Et si le Canada était déjà le 51e État américain?


Joseph Facal
Donald Trump n’aura peut-être pas besoin de trop se forcer.
Le boulot est déjà fait pour l’essentiel.
Le Canada n’est certes pas un État américain sur le plan légal.
Mais s’il l’était déjà ou presque sur le plan psychologique, entre les deux oreilles de beaucoup de gens?
J’exagère? Vraiment?
Obsession
Prenez les dernières élections fédérales.
C’est Trump qui a dicté le choix majoritaire des Canadiens.
Tout pendant cette campagne tourna autour de lui.
Va-t-il nous faire mal?
Comment va-t-il s’y prendre pour nous faire mal?
Que faut-il faire pour le calmer?
Qui semble le plus en mesure de le calmer?
Quand toutes vos pensées, tous vos agissements sont en fonction d’autrui et non en fonction de vous, quel est votre degré d’autonomie réelle?
Peut-on se dire libre, indépendant, si on se demande continuellement au sujet de quelqu’un: vais-je le fâcher, sera-t-il gentil avec moi?

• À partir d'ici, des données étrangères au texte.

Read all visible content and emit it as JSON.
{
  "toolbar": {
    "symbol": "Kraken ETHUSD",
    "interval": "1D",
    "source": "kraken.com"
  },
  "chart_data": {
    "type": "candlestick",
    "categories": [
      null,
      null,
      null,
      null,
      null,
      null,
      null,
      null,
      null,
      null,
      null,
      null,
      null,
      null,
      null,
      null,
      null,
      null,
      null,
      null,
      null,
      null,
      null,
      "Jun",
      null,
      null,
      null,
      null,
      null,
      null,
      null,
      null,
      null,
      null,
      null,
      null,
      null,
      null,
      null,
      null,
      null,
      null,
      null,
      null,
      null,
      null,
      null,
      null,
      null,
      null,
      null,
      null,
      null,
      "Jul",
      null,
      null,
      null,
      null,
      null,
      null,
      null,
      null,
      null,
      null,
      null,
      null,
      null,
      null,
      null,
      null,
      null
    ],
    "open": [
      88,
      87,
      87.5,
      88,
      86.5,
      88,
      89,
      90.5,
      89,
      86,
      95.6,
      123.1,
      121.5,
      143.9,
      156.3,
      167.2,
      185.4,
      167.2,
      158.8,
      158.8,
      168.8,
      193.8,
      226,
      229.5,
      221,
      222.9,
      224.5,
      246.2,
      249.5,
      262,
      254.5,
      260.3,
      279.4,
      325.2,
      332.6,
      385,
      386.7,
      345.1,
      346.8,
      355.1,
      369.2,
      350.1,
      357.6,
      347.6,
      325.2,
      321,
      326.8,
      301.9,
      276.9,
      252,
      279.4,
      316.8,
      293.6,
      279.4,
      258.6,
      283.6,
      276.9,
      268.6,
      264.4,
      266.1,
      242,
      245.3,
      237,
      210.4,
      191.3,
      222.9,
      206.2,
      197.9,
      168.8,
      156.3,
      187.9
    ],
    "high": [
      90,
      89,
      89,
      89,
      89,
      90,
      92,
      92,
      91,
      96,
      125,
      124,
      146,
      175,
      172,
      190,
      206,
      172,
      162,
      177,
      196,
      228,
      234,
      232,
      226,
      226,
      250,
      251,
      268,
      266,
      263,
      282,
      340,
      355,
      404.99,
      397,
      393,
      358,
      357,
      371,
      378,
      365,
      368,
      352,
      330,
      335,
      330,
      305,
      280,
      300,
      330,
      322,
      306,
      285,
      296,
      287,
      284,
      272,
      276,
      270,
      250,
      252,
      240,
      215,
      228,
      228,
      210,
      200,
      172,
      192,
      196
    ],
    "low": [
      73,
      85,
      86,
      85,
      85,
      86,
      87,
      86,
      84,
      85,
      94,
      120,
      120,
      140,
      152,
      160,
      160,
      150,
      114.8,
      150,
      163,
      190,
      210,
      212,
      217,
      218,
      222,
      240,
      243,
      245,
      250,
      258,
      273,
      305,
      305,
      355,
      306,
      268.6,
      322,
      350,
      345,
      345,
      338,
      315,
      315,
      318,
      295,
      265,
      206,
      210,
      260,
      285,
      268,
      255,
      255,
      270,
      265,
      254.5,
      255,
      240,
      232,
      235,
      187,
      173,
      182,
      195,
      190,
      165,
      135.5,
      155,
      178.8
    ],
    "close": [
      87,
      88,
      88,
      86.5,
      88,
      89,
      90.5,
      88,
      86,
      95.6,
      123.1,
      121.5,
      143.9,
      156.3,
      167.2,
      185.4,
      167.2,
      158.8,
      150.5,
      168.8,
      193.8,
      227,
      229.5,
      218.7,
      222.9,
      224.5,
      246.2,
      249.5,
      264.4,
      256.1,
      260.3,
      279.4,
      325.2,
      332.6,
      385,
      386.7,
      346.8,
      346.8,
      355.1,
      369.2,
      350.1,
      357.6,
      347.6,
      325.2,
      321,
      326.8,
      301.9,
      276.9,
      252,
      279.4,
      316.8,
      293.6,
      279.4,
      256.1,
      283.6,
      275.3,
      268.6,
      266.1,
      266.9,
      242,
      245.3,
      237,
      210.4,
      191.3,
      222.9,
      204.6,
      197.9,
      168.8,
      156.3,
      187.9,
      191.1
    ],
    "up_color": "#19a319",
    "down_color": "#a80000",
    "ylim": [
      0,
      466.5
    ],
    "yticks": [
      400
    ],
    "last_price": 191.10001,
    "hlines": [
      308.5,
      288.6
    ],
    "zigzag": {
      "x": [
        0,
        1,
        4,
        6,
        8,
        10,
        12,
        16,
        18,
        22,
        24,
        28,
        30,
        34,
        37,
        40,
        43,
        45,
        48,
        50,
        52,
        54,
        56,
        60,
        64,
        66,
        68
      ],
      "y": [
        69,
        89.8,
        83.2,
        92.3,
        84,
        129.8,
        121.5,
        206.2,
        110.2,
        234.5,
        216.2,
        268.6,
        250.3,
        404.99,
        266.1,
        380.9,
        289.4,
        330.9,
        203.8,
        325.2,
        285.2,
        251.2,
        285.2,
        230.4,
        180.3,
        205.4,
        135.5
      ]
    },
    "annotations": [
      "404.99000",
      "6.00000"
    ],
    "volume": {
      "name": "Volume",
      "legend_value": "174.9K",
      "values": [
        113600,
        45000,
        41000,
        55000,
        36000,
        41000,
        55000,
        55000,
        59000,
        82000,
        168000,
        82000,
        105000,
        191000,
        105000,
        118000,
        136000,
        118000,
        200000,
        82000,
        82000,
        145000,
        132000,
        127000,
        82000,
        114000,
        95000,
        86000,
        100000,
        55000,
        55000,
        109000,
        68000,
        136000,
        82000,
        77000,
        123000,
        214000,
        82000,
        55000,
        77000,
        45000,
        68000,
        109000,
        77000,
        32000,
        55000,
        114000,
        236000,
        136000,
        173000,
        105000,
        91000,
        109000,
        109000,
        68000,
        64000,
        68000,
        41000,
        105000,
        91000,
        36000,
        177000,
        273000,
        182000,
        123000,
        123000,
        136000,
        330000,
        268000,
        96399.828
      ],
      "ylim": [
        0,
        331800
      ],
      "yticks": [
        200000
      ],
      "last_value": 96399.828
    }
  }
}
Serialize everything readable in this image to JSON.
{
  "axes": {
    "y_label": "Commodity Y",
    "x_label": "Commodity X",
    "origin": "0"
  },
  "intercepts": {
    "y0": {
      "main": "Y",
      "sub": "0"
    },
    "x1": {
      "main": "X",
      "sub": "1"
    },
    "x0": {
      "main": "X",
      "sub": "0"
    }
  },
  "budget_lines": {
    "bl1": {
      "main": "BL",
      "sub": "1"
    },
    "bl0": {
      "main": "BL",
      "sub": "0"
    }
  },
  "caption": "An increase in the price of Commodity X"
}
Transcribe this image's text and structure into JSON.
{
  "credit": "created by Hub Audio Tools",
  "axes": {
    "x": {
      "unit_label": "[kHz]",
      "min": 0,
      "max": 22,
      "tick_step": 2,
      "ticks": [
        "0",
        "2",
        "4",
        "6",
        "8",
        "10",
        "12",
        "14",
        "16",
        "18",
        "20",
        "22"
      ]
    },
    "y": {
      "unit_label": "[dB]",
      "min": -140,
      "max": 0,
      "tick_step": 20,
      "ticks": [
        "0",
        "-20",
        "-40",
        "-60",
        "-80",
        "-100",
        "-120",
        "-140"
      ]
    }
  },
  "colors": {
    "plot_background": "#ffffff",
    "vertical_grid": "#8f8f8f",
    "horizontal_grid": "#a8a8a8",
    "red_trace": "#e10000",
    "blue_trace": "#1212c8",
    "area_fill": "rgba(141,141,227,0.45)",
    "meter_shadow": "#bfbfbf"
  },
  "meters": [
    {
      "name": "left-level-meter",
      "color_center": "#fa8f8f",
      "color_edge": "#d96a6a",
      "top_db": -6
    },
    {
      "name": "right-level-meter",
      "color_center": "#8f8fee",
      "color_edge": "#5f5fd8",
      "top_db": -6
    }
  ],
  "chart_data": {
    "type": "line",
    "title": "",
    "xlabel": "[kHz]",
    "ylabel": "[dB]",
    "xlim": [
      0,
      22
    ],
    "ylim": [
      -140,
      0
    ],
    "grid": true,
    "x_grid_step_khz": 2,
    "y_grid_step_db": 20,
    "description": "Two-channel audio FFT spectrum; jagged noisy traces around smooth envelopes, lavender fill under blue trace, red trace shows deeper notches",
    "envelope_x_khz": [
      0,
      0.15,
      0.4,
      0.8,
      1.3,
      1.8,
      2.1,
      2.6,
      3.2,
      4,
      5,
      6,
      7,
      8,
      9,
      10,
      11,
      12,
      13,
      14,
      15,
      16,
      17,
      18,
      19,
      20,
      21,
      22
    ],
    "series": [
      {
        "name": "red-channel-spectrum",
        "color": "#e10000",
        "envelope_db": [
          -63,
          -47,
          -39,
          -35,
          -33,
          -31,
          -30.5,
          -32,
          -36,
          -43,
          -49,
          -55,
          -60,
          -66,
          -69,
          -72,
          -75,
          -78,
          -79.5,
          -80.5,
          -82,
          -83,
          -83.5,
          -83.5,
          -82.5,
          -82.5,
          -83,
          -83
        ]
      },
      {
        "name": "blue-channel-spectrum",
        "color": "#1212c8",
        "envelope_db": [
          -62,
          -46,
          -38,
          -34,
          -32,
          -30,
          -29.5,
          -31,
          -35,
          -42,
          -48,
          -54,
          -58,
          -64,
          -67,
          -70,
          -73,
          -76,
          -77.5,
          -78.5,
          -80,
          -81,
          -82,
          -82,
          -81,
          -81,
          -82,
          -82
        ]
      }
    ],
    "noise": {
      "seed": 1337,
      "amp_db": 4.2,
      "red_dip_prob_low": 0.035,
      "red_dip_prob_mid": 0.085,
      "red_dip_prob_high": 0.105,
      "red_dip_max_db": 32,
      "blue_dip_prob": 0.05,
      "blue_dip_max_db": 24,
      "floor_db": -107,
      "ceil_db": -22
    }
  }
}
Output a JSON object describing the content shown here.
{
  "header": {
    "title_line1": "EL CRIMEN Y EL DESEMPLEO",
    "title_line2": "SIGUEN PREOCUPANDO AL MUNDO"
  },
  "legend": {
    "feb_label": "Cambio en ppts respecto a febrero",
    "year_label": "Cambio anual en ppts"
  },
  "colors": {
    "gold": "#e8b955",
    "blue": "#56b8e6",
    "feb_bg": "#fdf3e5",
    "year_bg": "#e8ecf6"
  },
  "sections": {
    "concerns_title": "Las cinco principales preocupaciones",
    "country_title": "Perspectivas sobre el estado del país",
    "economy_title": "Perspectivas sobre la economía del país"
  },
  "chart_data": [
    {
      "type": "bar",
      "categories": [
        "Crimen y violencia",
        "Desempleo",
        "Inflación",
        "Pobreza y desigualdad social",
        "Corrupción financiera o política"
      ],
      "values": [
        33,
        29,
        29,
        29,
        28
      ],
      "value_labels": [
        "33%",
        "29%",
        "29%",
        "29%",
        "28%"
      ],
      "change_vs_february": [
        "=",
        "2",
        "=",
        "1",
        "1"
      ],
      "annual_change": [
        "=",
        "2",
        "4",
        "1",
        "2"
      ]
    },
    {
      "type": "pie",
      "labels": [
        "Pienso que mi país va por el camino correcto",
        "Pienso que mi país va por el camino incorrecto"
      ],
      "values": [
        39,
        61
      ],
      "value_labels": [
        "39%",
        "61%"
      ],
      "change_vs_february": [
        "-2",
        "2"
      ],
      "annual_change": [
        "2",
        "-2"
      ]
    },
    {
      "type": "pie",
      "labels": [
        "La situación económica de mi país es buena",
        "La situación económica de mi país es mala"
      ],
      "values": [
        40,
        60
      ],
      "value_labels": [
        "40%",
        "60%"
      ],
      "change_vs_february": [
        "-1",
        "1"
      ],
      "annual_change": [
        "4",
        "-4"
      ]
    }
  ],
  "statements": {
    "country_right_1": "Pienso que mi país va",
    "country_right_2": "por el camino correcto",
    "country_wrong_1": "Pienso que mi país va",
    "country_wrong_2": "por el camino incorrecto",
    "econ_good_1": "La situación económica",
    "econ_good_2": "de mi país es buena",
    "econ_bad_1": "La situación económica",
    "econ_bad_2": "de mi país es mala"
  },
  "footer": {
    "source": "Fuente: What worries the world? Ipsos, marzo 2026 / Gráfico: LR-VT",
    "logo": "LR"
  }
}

La femme qui rase les murs pour ne pas déplaire à un mari violent est-elle libre?
Maintenant que l’élection est derrière nous, la psychose Trump se poursuit et conduit certains à parer Carney de vertus messianiques.
Pourquoi? Parce que son entretien avec le grand méchant loup s’est mieux passé que celui de Zelensky, qui, lui, comptait ses morts et devait aller droit au but?
La rencontre Trump-Carney n’a pas été meilleure ou pire que celle de Trump avec Starmer, avec Macron, etc.
Mais notre commentariat ne se peut plus d’aise. Il est pâmé d’admiration.
Un peu plus et il va s’évanouir comme les midinettes de jadis devant Elvis Presley.
Franchement!
Carney fait trois pas sans trébucher et on lui trouve la grâce de Barychnikov.
Il reste flegmatique et on le trouve churchillien.
Bientôt, s’il dit trois phrases intelligibles en français, on lui trouvera l’éloquence de de Gaulle.
Ri-di-cu-le.
Mais j’ai sans doute tort de m’en étonner.
Comme le notait Richard Martineau, nous applaudissons le pilote qui atterrit normalement son avion.
Nous donnons des ovations debout à des spectacles corrects sans plus.
Nous mettons la barre basse, très basse.
Le Canada anglais, lui, est tourmenté depuis qu’il existe par sa relation trouble avec les États-Unis.
C’est compréhensible puisqu’il fut largement bâti par des gens ayant fui les treize colonies au moment de la révolution.
En quoi est-il différent des États-Unis?
Cette question traverse comme un fil rouge la vie intellectuelle et politique du Canada anglais depuis longtemps.
Dans son classique Lament for a Nation (1965), le grand philosophe torontois George Grant déplorait déjà l’américanisation du Canada.
Admiration
Le Québec vit son rapport aux États-Unis différemment.
Ce qui nous distingue saute aux oreilles: la langue.
Pour le reste, nous éprouvons à leur endroit un mélange de crainte et d’admiration.
Cela explique-t-il, par exemple, l’extraordinaire popularité chez nous des prénoms anglophones donnés aux nouveau-nés dont les deux parents sont pourtant francophones?
Je l’ignore.
La fière souveraineté du Canada face aux États-Unis?
Et si certaines attitudes illustraient exactement le contraire?